THE WOMEN IN PAUL'S LETTERS
I commend to you our sister Phoebe, a servant [a] of the church in Cenchrea. I ask you to receive her in the Lord in a way worthy of the saints and to give her any help she may need from you, for she has been a great help to many people, including me.
[a] Or deaconess.
"Servant" - diakonos - servant, deacon. If a male name appeared in this context virtually all commentators would agree on the translation "deacon" as an officer of the church, and few would note that he was only a servant.
In view of this reference to Phoebe as a deacon it is likely that 1 Timothy 3:11 refers to women deacons, not deacons' wives (see notes to follow).
Greet Priscilla and Aquila, my fellow workers in Christ Jesus.

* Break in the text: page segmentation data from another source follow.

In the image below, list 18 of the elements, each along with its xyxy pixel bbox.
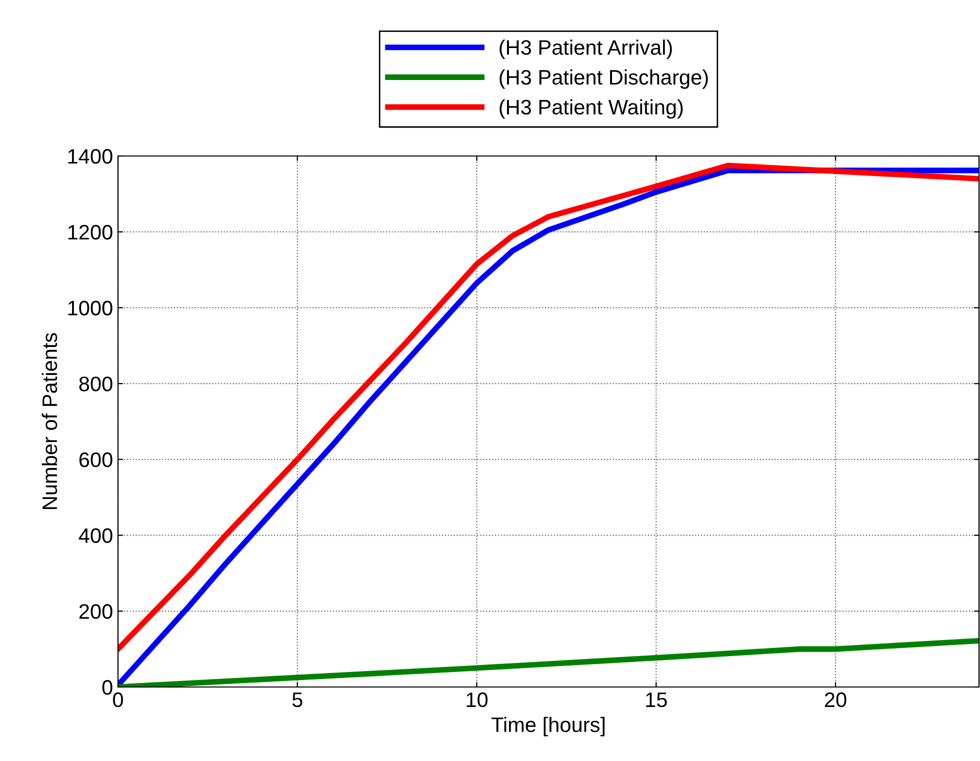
y-tick-label: 1400: [68, 149, 112, 164]
x-tick-label: 20: [824, 692, 846, 708]
y-tick-label: 0: [102, 680, 112, 695]
x-axis-title: Time [hours]: [491, 716, 605, 736]
y-tick-label: 800: [79, 376, 112, 392]
legend-label: (H3 Patient Arrival): [500, 40, 672, 59]
y-tick-label: 1200: [68, 224, 112, 240]
x-tick-label: 5: [292, 692, 302, 708]
legend-label: (H3 Patient Waiting): [500, 99, 683, 119]
y-tick-label: 1000: [68, 300, 112, 316]
y-axis-title: Number of Patients: [42, 333, 58, 509]
legend-label: (H3 Patient Discharge): [500, 69, 708, 89]
x-tick-label: 10: [466, 692, 488, 708]
x-tick-label: 0: [113, 692, 123, 708]
y-tick-label: 600: [79, 452, 112, 468]
x-tick-label: 15: [646, 692, 667, 708]
y-tick-label: 400: [78, 528, 112, 544]
y-tick-label: 200: [79, 604, 112, 619]
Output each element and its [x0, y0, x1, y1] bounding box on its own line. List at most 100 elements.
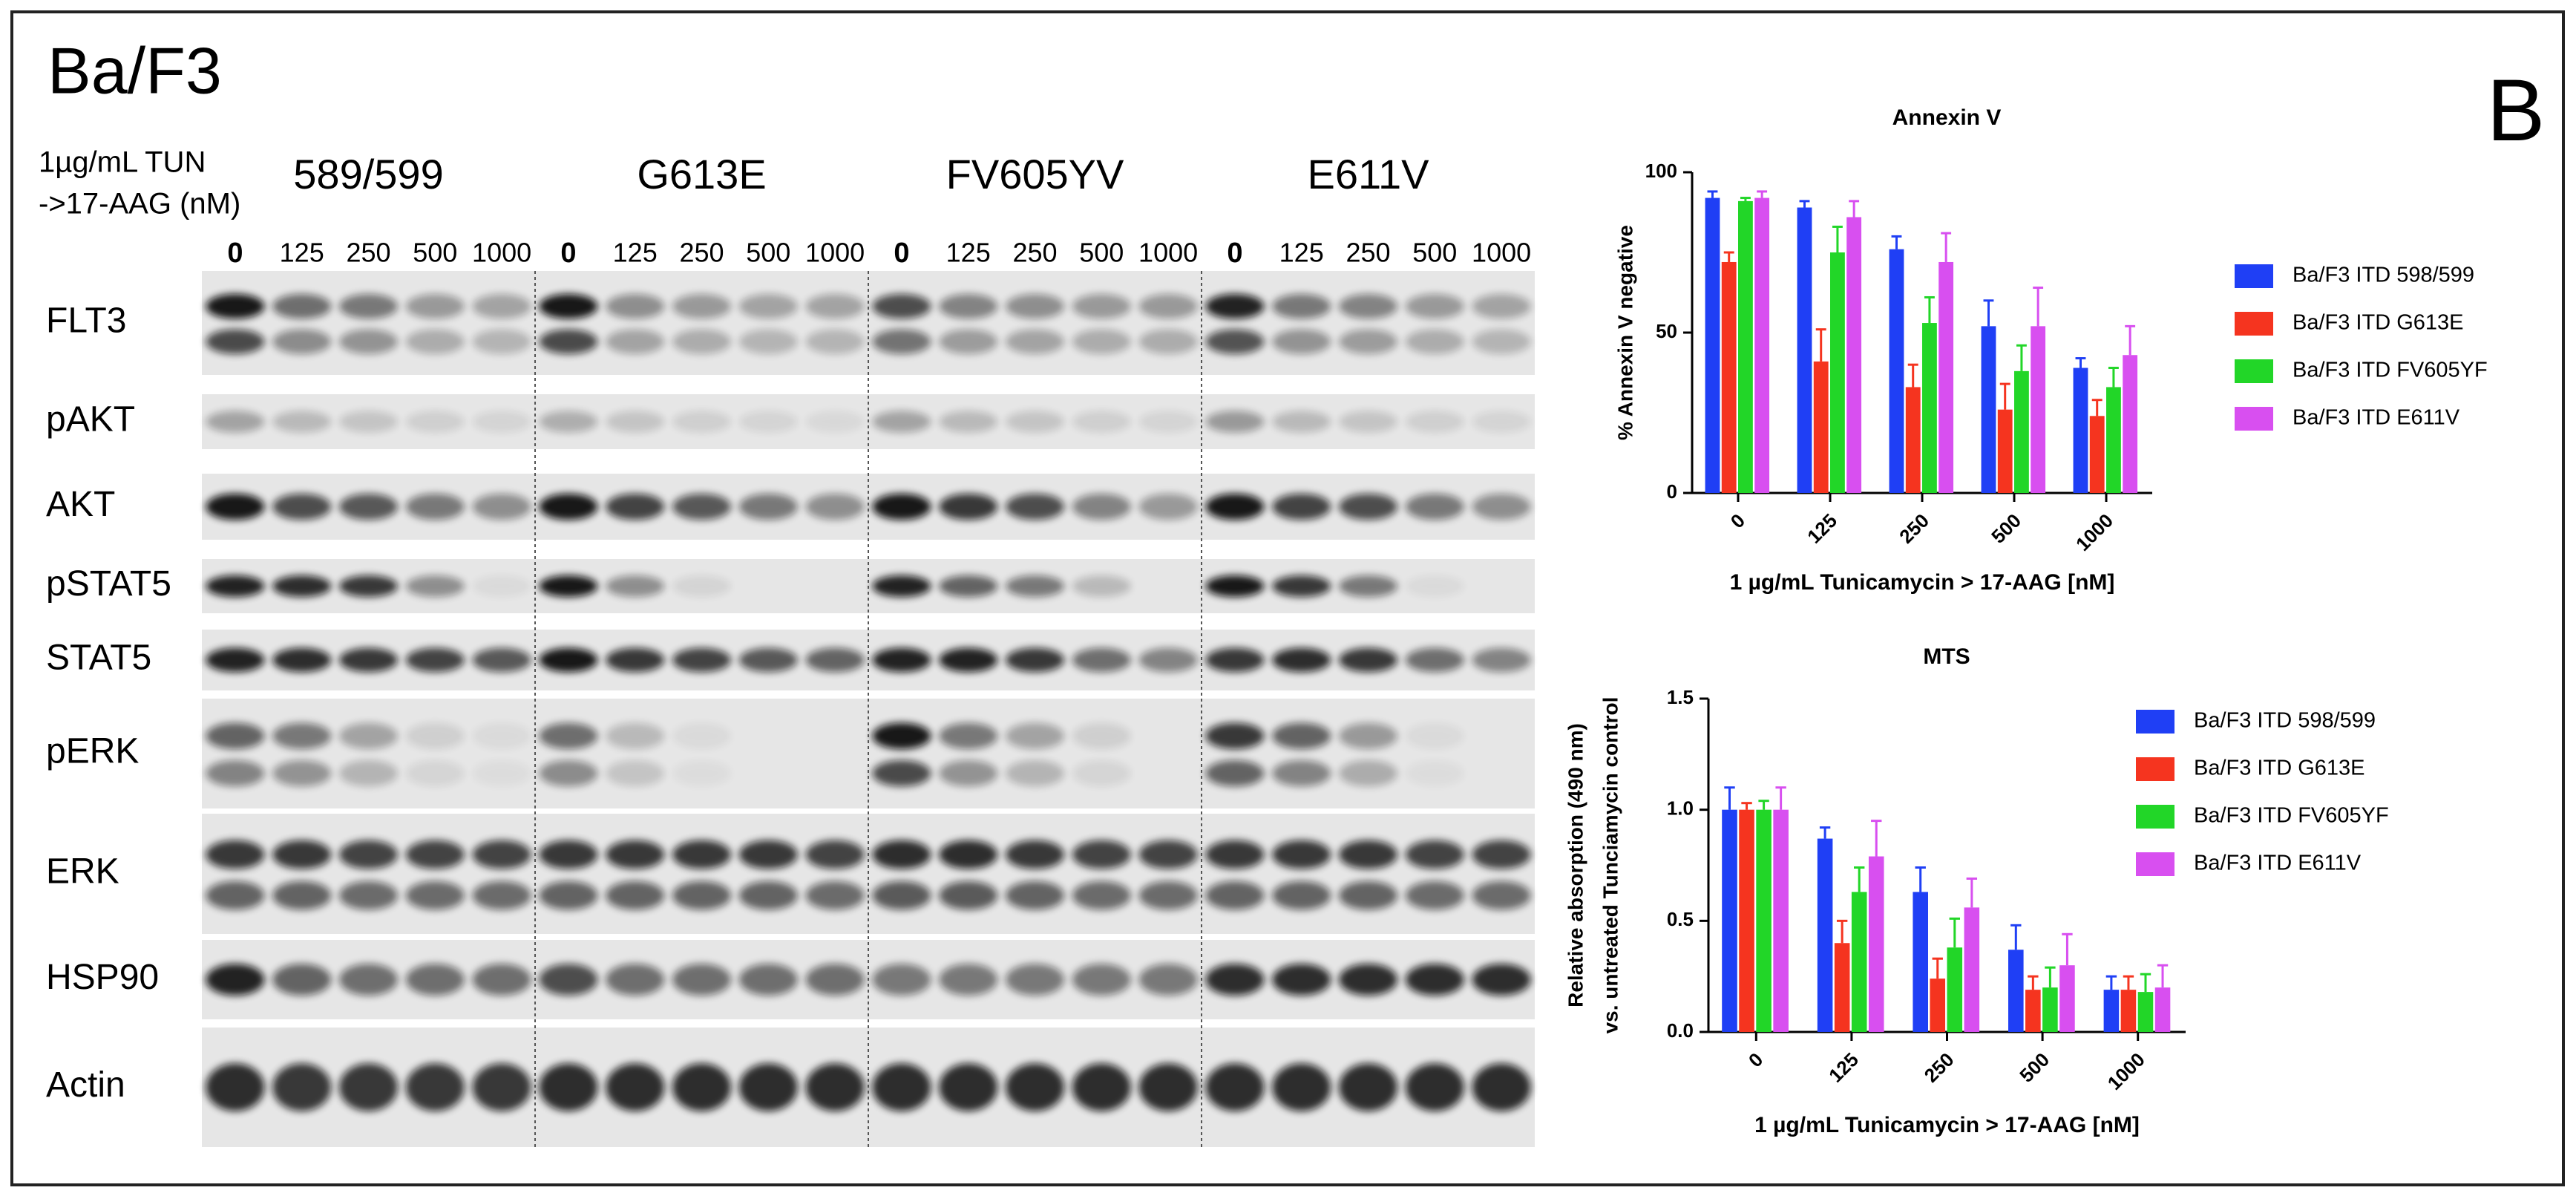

"fellow-workers" - i.e. they were both Paul's colleagues in missionary service in the fullest sense. The mention of Priscilla first confirms that she was an active missionary, not merely a companion for a missionary-husband.
Greet Mary, who worked very hard for you.
Greet Tryphena and Tryphosa, those women who work hard in the Lord. Greet my dear friend Persis, another woman who has worked very hard in the Lord.
Paul uses this word 'work' elsewhere to refer to his own missionary work, as well as the work of the elders and those whose work was teaching and preaching.
Greet Andronicus and Junias, my relatives who have been in prison with me. They are outstanding among the apostles, and they were in Christ before I was.
"Junias" - the KJV has the feminine "Junia" following several Greek manuscripts. There is no occurrence of the masculine "Junias" in any Greek literature. Andronicus and Junia were outstanding among the apostles, i.e. they were regarded as outstanding apostles, not 'highly regarded by the apostles'. Scripture applies the term 'apostle' to others beside The Twelve, including Paul, Barnabas, James and Silas. Andronicus and Junia may have been a husband-and-wife team, but they were regarded equally as apostles.
I plead with Euodia and I plead with Syntyche to agree with each other in the Lord. Yes, and I ask you, loyal yokefellow, help these women who have contended at my side in the cause of the gospel, along with Clement and the rest of my fellow workers, whose names are in the book of life.
This passage indicates some sort of team-effort and does not hint at separate work done by the women. The women are regarded as co-labourers, colleagues of Paul’s in the fullest sense.
Give my greetings to the brothers at Laodicea, and to Nympha and the church in her house.
House-churches met in Nympha’s home, and the home of Priscilla and Aquila (Romans 16:5). This expression suggests a role in the house-church beyond providing the venue for their meetings, as no other mention is made of leaders or elders. This role probably involved leadership of some kind.